Die Berufung scheiterte schliesslich – laut seinem Sohn Ralph aus gesundheitlichen Gründen und weil Bircher seine Freiheit nicht gefährden wollte.

Tatsächlich ging es aber eher um finanzielle Fragen und den Widerstand von Hitlers Rasse-Hygienikern. Diese befürchteten allen Ernstes, Birchers Kost würde kranke Individuen in die Lage versetzen, erbkranken Nachwuchs zu zeugen.

1939 starb Bircher 72-jährig in Zürich an einem Herzinfarkt.
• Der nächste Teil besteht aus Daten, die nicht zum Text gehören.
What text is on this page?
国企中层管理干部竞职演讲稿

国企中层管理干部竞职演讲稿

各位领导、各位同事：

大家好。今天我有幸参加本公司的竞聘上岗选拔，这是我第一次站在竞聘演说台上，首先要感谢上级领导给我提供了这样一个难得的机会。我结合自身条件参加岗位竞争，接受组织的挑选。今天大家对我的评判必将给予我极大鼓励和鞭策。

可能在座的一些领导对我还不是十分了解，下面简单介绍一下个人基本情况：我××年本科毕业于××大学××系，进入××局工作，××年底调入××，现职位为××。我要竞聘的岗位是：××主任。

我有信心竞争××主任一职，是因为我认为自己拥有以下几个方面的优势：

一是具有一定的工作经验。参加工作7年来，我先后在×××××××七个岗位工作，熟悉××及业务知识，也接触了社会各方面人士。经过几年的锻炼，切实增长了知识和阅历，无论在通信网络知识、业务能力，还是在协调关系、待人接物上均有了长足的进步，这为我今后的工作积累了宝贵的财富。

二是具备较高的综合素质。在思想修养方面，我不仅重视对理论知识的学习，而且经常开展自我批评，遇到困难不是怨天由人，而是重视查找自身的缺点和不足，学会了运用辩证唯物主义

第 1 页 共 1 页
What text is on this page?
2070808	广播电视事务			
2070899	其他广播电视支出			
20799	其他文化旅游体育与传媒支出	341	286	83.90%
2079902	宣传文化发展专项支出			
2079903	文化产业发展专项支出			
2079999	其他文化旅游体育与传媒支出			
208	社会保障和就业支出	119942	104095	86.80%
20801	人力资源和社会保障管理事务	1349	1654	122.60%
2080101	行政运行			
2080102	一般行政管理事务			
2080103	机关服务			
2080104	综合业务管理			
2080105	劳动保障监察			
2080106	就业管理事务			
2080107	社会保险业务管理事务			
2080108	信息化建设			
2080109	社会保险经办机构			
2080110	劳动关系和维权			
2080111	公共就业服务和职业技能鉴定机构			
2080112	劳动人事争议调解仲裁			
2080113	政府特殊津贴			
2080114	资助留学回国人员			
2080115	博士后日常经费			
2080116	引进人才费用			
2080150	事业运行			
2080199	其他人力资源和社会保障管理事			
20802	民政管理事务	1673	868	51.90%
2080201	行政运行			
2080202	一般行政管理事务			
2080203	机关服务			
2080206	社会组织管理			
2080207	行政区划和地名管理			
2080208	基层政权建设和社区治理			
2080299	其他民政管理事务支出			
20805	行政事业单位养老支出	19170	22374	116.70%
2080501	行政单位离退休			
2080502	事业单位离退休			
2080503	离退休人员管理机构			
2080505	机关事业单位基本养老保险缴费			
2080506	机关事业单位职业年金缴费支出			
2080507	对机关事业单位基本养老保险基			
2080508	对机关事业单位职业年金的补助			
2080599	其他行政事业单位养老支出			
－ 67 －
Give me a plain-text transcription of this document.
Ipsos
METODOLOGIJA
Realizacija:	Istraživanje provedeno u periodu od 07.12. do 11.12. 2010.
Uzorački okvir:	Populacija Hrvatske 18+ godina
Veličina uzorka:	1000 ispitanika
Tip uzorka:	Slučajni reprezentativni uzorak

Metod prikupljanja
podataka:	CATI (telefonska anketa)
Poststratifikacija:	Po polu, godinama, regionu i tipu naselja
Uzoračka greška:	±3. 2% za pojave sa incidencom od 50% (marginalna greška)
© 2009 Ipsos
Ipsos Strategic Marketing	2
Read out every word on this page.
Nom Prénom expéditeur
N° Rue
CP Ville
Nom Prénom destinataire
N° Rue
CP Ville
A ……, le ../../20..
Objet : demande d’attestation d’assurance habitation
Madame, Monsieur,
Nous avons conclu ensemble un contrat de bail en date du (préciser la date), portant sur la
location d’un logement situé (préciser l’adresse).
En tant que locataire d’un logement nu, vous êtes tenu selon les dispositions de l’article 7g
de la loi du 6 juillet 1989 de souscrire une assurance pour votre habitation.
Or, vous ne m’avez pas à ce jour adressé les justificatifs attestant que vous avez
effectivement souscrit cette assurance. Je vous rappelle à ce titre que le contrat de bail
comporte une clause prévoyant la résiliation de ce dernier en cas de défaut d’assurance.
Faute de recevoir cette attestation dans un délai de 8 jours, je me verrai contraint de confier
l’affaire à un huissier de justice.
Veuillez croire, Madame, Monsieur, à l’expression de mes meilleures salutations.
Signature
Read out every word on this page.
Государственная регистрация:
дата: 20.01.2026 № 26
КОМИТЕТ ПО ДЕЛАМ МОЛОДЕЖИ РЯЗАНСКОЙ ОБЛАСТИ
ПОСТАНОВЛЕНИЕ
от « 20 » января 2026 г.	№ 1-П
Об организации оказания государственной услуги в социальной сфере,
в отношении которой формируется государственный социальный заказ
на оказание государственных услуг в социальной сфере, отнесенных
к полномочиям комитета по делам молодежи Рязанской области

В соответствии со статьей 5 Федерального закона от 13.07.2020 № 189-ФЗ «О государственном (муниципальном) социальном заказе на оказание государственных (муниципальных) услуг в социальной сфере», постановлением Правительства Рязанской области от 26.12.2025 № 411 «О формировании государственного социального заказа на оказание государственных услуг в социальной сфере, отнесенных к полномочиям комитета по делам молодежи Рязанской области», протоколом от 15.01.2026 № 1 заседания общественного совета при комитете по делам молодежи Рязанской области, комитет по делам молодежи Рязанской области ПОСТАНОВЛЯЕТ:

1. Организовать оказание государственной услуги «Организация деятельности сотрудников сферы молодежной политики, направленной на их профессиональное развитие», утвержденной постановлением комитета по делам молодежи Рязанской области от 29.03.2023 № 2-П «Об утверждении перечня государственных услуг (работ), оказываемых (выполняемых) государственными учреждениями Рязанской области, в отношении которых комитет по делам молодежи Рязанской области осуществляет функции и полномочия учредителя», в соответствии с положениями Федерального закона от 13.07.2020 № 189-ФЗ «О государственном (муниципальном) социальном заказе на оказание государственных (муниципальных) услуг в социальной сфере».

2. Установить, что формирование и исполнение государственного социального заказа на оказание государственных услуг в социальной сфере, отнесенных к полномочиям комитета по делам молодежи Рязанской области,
Seine Söhne Franklin und Willy übernahmen die Leitung des Sanatoriums, das auf den Zürichberg verlegt wurde.

Heute: Super-Zerealien und Zuckerbombe

In der «Bircher-Benner-Privatklinik» wurde noch hunderten zumeist wohlhabenden Patientinnen mit ganzheitlichen Methoden und der «Spys» der Weg in eine gesunde Zukunft gewiesen – bevor die Klinik wegen mangelnder Auslastung 1994 endgültig die Tore schloss.

-Benner

Was bleibt, ist das Birchermüesli. Oder eben unsere modernen Versionen davon: Von der Knuspermüsli-Zuckerbombe bis hin zu mit Vitaminen und Mineralstoffen angereicherten «Functional Food»- Frühstückszerealien.